Research Scientists at Google work closely with Software Engineers to discover, invent, and build at the largest scale. Ideas may come from internal projects as well as from collaborations with researchers at partner universities and technical institutes all over the world. From creating experiments and prototyping implementations to designing new learning algorithms, Research Scientists work on challenges in machine perception, data mining, machine learning, and natural language understanding. As a Google Research Scientist, you will continue to be an active contributor to the wider research community by collaborating with academic researchers and by publishing papers.

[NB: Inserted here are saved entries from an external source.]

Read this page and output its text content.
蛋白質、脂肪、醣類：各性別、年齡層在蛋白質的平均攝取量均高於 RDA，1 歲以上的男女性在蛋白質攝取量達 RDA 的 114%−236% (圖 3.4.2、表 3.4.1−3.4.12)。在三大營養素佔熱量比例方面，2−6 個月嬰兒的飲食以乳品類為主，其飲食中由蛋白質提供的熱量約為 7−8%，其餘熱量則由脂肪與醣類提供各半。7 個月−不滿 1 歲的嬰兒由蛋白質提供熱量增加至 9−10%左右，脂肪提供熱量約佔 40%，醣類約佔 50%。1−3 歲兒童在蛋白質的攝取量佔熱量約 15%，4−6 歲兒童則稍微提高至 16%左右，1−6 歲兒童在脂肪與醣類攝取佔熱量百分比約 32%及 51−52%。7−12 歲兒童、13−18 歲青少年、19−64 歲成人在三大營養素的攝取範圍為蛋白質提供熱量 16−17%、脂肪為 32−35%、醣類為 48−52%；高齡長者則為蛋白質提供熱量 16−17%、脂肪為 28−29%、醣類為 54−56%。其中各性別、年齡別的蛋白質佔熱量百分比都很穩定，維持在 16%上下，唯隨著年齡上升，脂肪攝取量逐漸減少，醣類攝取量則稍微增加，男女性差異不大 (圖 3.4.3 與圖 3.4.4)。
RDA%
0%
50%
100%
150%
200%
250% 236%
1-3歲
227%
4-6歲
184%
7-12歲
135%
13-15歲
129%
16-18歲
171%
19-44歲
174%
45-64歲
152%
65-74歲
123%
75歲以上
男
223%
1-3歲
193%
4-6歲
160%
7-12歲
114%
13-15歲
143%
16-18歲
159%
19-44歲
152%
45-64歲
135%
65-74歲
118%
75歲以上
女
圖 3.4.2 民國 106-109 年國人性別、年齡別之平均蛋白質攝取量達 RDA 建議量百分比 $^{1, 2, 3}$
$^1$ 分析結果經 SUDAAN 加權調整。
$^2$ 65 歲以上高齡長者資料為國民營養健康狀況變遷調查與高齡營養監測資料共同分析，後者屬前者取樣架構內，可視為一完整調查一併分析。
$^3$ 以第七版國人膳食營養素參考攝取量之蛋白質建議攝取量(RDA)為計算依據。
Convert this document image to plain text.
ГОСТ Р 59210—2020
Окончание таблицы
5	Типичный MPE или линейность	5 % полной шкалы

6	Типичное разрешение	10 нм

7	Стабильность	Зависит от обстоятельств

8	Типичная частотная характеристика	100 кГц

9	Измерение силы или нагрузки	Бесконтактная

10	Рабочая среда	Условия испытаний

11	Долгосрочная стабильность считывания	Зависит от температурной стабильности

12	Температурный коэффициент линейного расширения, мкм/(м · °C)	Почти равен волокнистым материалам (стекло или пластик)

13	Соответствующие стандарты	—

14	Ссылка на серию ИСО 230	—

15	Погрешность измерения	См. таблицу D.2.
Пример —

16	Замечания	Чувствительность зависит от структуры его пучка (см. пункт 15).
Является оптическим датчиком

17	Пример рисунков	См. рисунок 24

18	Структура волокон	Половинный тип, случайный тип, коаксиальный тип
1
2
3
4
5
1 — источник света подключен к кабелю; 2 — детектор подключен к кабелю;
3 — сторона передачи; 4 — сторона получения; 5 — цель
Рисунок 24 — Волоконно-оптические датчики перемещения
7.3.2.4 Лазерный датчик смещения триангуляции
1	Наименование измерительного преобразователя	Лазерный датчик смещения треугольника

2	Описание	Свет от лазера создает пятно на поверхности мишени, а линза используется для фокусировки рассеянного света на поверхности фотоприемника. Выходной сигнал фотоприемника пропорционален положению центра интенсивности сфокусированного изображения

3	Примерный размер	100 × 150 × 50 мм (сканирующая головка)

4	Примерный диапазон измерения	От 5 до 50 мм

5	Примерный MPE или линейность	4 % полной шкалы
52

Researchers on the Google Brain team have the freedom to set their research agenda and to engage as much or as little as they wish with existing products, choosing between doing more basic, methodological research or more applied research as necessary to produce the most compelling results. Because many of the advances we develop today may take years to become useful, the team as a whole maintains a portfolio of projects across this spectrum. It is our philosophy that making substantive progress on hard applications can help drive and sharpen the research questions we study, and in turn scientific breakthroughs can spawn entirely new applications.
The Google Brain team’s research focuses on methods that can learn multiple layers of rich, non-linear feature extractors and can scale to large amounts of data. Much of our work is best understood as part of the deep learning subfield of machine learning, but we are interested in any methods capable of efficient and effective feature learning that get good results on challenging problems. We have resources and access to projects impossible to find elsewhere. Our broad and fundamental research goals allow us to collaborate closely with and–contribute uniquely to–many different product teams across the company.
- Participate in cutting edge research in machine intelligence and machine learning applications.
- Develop solutions for real world, large scale problems.
- PhD in Computer Science, related technical field or equivalent practical experience.
- Experience in Natural Language Understanding, Computer Vision, Machine Learning, Algorithmic Foundations of Optimization, Data Mining or Machine Intelligence (Artificial Intelligence)
- Programming experience in one or more of the following: C, C++, Python
- Contributions to research communities and/or efforts, including publishing papers in machine learning venues (e.g: JMLR, ICLR, NIPS, ICML, ACL and CVPR)
- Relevant work experience, including full time industry experience or as a researcher in a lab
- Strong publication record
- Ability to design and execute on research agenda.